There are a number of limitations in this review. Firstly, there was heterogeneity among the selected studies in terms of inclusion criteria, chest radiograph (interpretation criteria and lack of blinding), inconsistencies in the reporting of clinical features across different studies and the prevalence of pneumonia. Sensitivity and specificity values are highly dependent on the prevalence of the pnemonia in the respective population of different studies. Moreover, the time between potential exposure to infection and the point when the test gives an accurate result was not clearly reported in the studies. Bivariate random effects model was used to account for heterogeneity between the studies. Secondly, a small number of variables did not allow for meta-analysis to be conducted to investigate the tests’ accuracies. Thirdly, it is possible that there are some relevant studies which were not published, resulting in potential publication bias. In addition, only studies published in English were included in our review which may have resulted in limited generalizability. Finally, our findings may also have limited applicability in low- or middle-income countries, since all the selected studies except one study24 were conducted in high income countries. Moreover, the study only focused on the predictive nature of the variables singly and potentially, performance of the variables may be improved but likely to a limited extent with more than one clinical signs and symptoms as covariables in the model.

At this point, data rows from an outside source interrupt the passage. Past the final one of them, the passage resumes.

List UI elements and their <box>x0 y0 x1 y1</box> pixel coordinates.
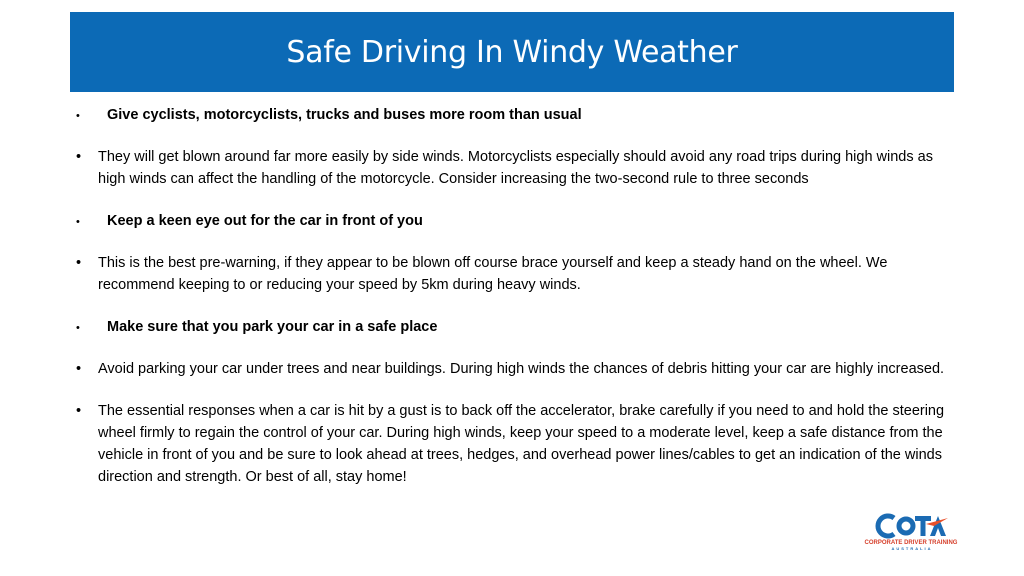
bullet-icon: • <box>76 216 80 228</box>
bullet-icon: • <box>76 110 80 122</box>
slide-title: Safe Driving In Windy Weather <box>286 34 738 70</box>
bullet-list <box>76 104 956 508</box>
list-item-text: Keep a keen eye out for the car in front of you <box>107 213 423 229</box>
list-item <box>76 210 956 232</box>
cota-logo-graphic <box>864 508 958 552</box>
list-item <box>76 146 956 190</box>
list-item-text: This is the best pre-warning, if they appear to be blown off course brace yourself and keep a steady hand on the wheel. We recommend keeping to or reducing your speed by 5km during heavy winds. <box>98 255 888 293</box>
bullet-icon: • <box>76 149 82 165</box>
cota-logo <box>864 508 958 552</box>
list-item <box>76 358 956 380</box>
list-item-text: Avoid parking your car under trees and near buildings. During high winds the chances of debris hitting your car are highly increased. <box>98 361 945 377</box>
logo-letter-t-stem <box>921 516 926 536</box>
list-item-text: Give cyclists, motorcyclists, trucks and buses more room than usual <box>107 107 582 123</box>
list-item-text: The essential responses when a car is hit by a gust is to back off the accelerator, brake carefully if you need to and hold the steering wheel firmly to regain the control of your car. During high winds, keep your speed to a moderate level, keep a safe distance from the vehicle in front of you and be sure to look ahead at trees, hedges, and overhead power lines/cables to get an indication of the winds direction and strength. Or best of all, stay home! <box>98 403 945 485</box>
list-item <box>76 400 956 488</box>
bullet-icon: • <box>76 322 80 334</box>
list-item <box>76 316 956 338</box>
bullet-icon: • <box>76 403 82 419</box>
bullet-icon: • <box>76 255 82 271</box>
logo-line1: CORPORATE DRIVER TRAINING <box>864 540 958 546</box>
list-item-text: They will get blown around far more easily by side winds. Motorcyclists especially should avoid any road trips during high winds as high winds can affect the handling of the motorcycle. Consider increasing the two-second rule to three seconds <box>98 149 933 187</box>
list-item <box>76 252 956 296</box>
title-bar <box>70 12 954 92</box>
logo-line2: AUSTRALIA <box>891 546 933 551</box>
list-item <box>76 104 956 126</box>
logo-letter-o <box>899 519 913 533</box>
bullet-icon: • <box>76 361 82 377</box>
logo-letter-c <box>878 516 894 536</box>
list-item-text: Make sure that you park your car in a safe place <box>107 319 438 335</box>
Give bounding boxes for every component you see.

The findings of this review suggest that individual clinical symptom (cough) and clinical signs (pyrexia, tachycardia, tachypnea, and crackles) are associated to pneumonia but limited as a single predictor for diagnosis of radiographic pneumonia. The combination of these clinical features in decision rule might indeed enhance the overall diagnostic performance of individual symptoms and signs. Future high quality and large-scale case-control studies using the clinical data relevant to the population of interest is necessary to assess the combination with the clinical features identified in this review, and to propose a practical scoring system to aid clinical judgement for ordering of CXR to confirm pneumonia. Moreover, the combination of these clinical features together with molecular biomarkers is likely to further add value to the overall diagnostic accuracy.